So müssen wir auch die Bergpredigt verstehen. Sie bedeutet nicht, dass Jesus neue
Gebote gegeben hätte, die aufgrund eines Humanismus notwendig gewesen, der erhabener
ist als der vorhergehende. Die Bergpredigt ist ein Weg der Einübung in die Angleichung
mit Christus (Vgl. Phil 5,2), ein Weg der inneren Reinigung, der uns hinführt zum
gemeinsamen Leben mit ihm. Das Neue ist die Gabe, die einführt in die Geisteshaltung
Christi. Wenn wir das in Betracht ziehen, nehmen wir wahr, wie weit entfernt wir in
unserm Leben von dieser Neuheit des Neuen Testaments entfernt sind; wie wenig geben
wir der Menschheit ein Beispiel für ein Lieben in Gemeinschaft mit seiner Liebe. So
bleiben wir ihnen einen Erweis für die Glaubwürdigkeit der christlichen Wahrheit schuldig,
die sich in der Liebe zeigt. Deshalb wollen wir um so dringlicher den Herrn bitten,
uns durch seine Reinigung reif zu machen für sein neues Gebot.
Im Evangelium
der Fußwaschung weist der Wortwechsel Jesu mit Petrus auf eine weitere Besonderheit
der christlichen Lebenspraxis hin, der wir am Ende unsere Aufmerksamkeit zuwenden
wollen. Zunächst wollte sich Petrus vom Herrn nicht die Füße waschen lassen: Diese
Umkehrung der Verhältnisse, dass also der Meister – Jesus – die Füße wäscht, dass
der Herr die Aufgabe des Sklaven ausübt, widersprach völlig seiner ehrfürchtigen Haltung
gegenüber Jesus und seinem Verständnis vom Verhältnis von Lehrer und Schüler. „Niemals
sollst du mir die Füße waschen!“, sagt Petrus mit der für ihn typischen Leidenschaft
(Joh 13,8). Es ist dieselbe Geisteshaltung, die ihn nach seinem Bekenntnis in Cäsarea
Philippi, dass Jesus der Sohn Gottes ist, dazu brachte, sich ihm zu widersetzen, als
dieser ihm Schmähungen und das Kreuz voraussagte; „Das darf nicht mit dir geschehen!“,
hatte Petrus kategorisch erklärt (Mt 16,22). Seine Messiasvorstellung war geprägt
vom Bild einer Majestät und von göttlicher Größe. Er musste immer wieder neu lernen,
dass die Größe Gottes sich von unserer Vorstellung von Größe unterscheidet; sie besteht
gerade im Hinabstieg, in der Demut des Dienstes, in der Radikalität der Liebe bis
zur völligen Selbst-Entäußerung. Und auch wir müssen es immer wieder neu lernen, weil
wir konsequent einen Gott des Erfolgs und nicht des Leidens und Passion ersehnen;
weil wir nicht in der Lage sind zu merken, dass der Hirt als Lamm kommt, das sich
hingibt und uns so zur rechten Herde führt.

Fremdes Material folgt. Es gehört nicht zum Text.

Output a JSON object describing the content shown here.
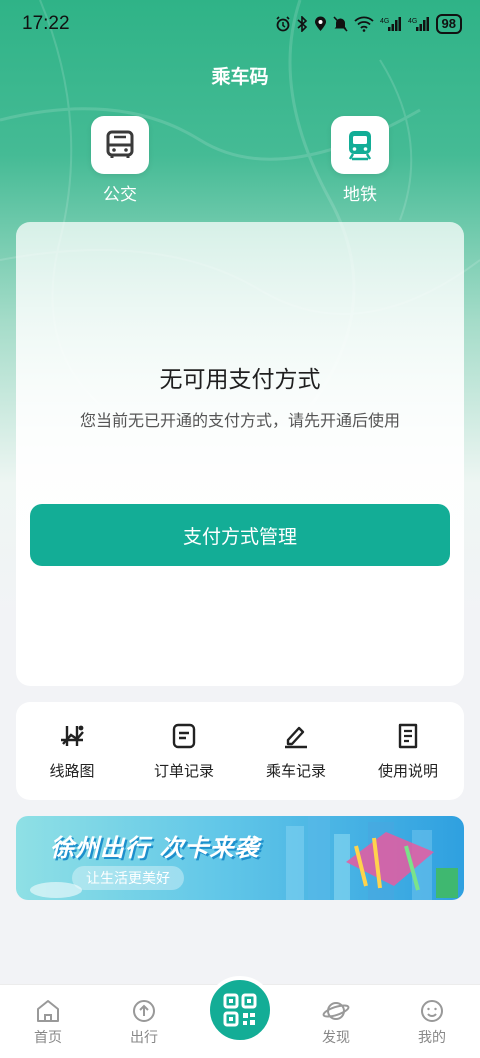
{
  "status_bar": {
    "time": "17:22",
    "battery": "98",
    "icons": [
      "alarm-icon",
      "bluetooth-icon",
      "location-icon",
      "mute-icon",
      "wifi-icon",
      "signal-4g-icon",
      "signal-4g-icon"
    ]
  },
  "header": {
    "title": "乘车码"
  },
  "modes": [
    {
      "label": "公交",
      "icon": "bus-icon"
    },
    {
      "label": "地铁",
      "icon": "metro-icon"
    }
  ],
  "payment": {
    "empty_title": "无可用支付方式",
    "empty_desc": "您当前无已开通的支付方式，请先开通后使用",
    "manage_button": "支付方式管理"
  },
  "shortcuts": [
    {
      "label": "线路图",
      "icon": "route-map-icon"
    },
    {
      "label": "订单记录",
      "icon": "order-record-icon"
    },
    {
      "label": "乘车记录",
      "icon": "ride-record-icon"
    },
    {
      "label": "使用说明",
      "icon": "instructions-icon"
    }
  ],
  "banner": {
    "title": "徐州出行 次卡来袭",
    "subtitle": "让生活更美好"
  },
  "bottom_nav": [
    {
      "label": "首页",
      "icon": "home-icon"
    },
    {
      "label": "出行",
      "icon": "travel-icon"
    },
    {
      "label": "发现",
      "icon": "discover-icon"
    },
    {
      "label": "我的",
      "icon": "profile-icon"
    }
  ],
  "colors": {
    "primary": "#13ad96",
    "header_green": "#2fb387",
    "nav_inactive": "#888888"
  }
}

Also der Herr zu Petrus spricht,
dass er ohne die Fußwaschung nicht Anteil an ihm haben könne, fordert Petrus sofort
mit Nachdruck, dass ihm auch das Haupt und die Hände gewaschen werden sollen. Darauf
folgt dann das geheimnisvolle Wort Jesu: „Wer vom Bad kommt, ist ganz rein und braucht
sich nur noch die Füße zu waschen.“ (Joh 13,10) Jesus spielt auf ein Waschung an,
die die Jünger gemäß den rituellen Vorschriften bereits vollzogen hatten; um am Mahl
teilnehmen zu können, war nur noch die Fußwaschung notwendig. Aber natürlich verbirgt
sich hierin eine tiefere Bedeutung. Worauf spielt es an? Wir wissen es nicht mit Sicherheit.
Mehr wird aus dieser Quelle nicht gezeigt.